Although Tampa Bay sometimes gets called the “Lightning Capital of the World,” there’s a stronger argument for calling us the Lightning Capital of the United States, based on the astounding number of thunderstorms we get every summer. Because of Tampa's unique geography, Florida averages 5 deaths and nearly 20 injuries per year from lightning strikes.
Now, we’ve all been told how to protect ourselves from lightning strikes: If you hear thunder, get inside. Get out of the water, get off the golf course. Take shelter.
But what if someone actually gets struck by lightning? What then?
Picture it: Your friend or family member has just been struck by lightning. What you do in the next few minutes could determine whether they live or die. What are you supposed to do now?
Dr. David Wein, medical director of Tampa General Hospital’s Emergency Department, has the answers. Lightning strike victims often end up in the emergency room, so he’s well acquainted with these cases.
Here are four things to know:
1. It’s perfectly safe for you to touch the lightning strike victim. You won’t get shocked or anything. But first, make sure it’s safe to even approach them.
“If it’s not safe for you to go get them -- if the lightning has started a fire or what have you -- you don’t want to put yourself in danger,” Dr. Wein said. “Then you just end up with two victims instead of one.”
2. Call 911 immediately. Move the victim away from water and metal if you can. There may soon be another lightning strike in the area. Try to get them (and you) to shelter if possible.
3. Assess the injury. Start CPR if necessary. Common injuries from lightning strikes are burns and cardiac arrest.
“If they’re awake and talking to you, they don’t need CPR. You should still call 911 and get them to a hospital,” Dr. Wein said.
“But if they don’t have a pulse, you want to start chest compressions right away.”
Here’s the thing about CPR: You don’t have be an expert. You don’t have to be certified. Just start CPR.
Don’t wait. Don’t hesitate. Step up and do it. Every minute that passes without CPR lessens the victim’s chances of survival.
You’ll be doing compressions on the person’s chest to maintain blood flow throughout the body. You don’t have to give any breaths to the patient, and 911 dispatchers can coach you if needed.
Shoot for 100-120 compressions per minute, about one every half-second. Keep it up until paramedics arrive. If you get tired, get a person to take over.
“Push in time to the song ‘Stayin’ Alive,’” advises Dr. Benjamin Mackie, cardiologist with Tampa General Medical Group. “CPR training is great, but untrained bystanders can and do save lives by performing CPR.”
Seriously, CPR’s life-saving benefits dramatically outweigh any risk of cracking a rib or two. Don’t worry about being sued: You’re legally protected by Florida’s Good Samaritan Act.

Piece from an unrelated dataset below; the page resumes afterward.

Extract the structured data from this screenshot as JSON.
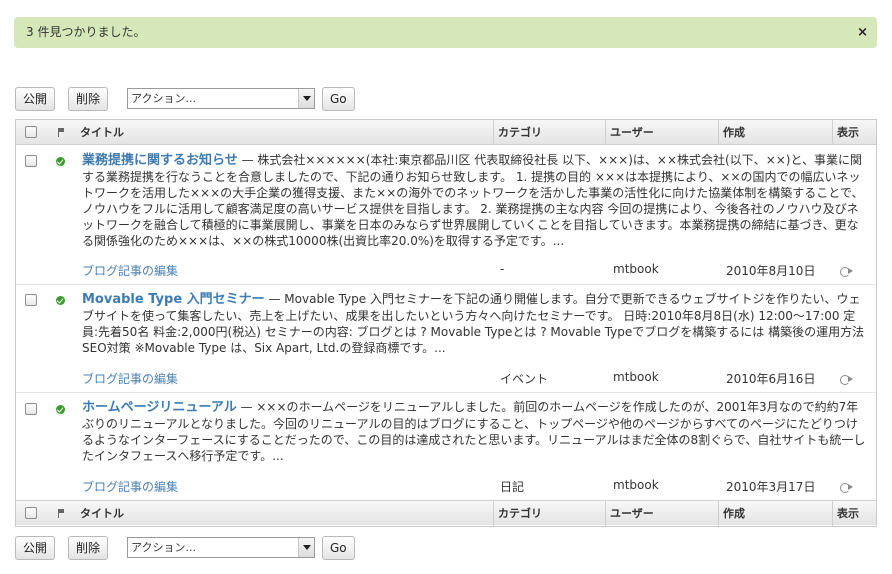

Just ask these Ohio college students. When one was struck by lightning last year, the other saved his life by performing CPR. In Clearwater last summer, two teenagers survived being struck by lightning on the beach after a pediatric nurse witnessed the strike and performed CPR on one of the boys until EMS arrived.
4. If the person isn’t responsive, don’t give up. Most lightning strike victims survive. Again, start CPR.
Because many lightning strike victims are younger and in better health than most cardiac arrest victims, they have a surprisingly high survival rate if they receive CPR.
“If their heart was healthy, they have a good chance of surviving if you take care of them,” Dr. Wein said. “They have better odds of survival than patients who have cardiac arrests due to other problems.”
That’s even true in cases where there are multiple lightning strike victims.
One final note about protecting ourselves from lightning strikes:
A Florida lightning storm is serious stuff, with thunder clouds filling the sky and lightning bolts zapping this way and that.
That’s why you shouldn’t rely on the old-time method of determining how far away the lightning is. You know, the method you were told about when you were a kid: When you see the flash of lightning, start counting until you hear the thunder.
“That counting thing is not reliable,” Dr. Wein said. “When you hear thunder, get out of the water and go inside.”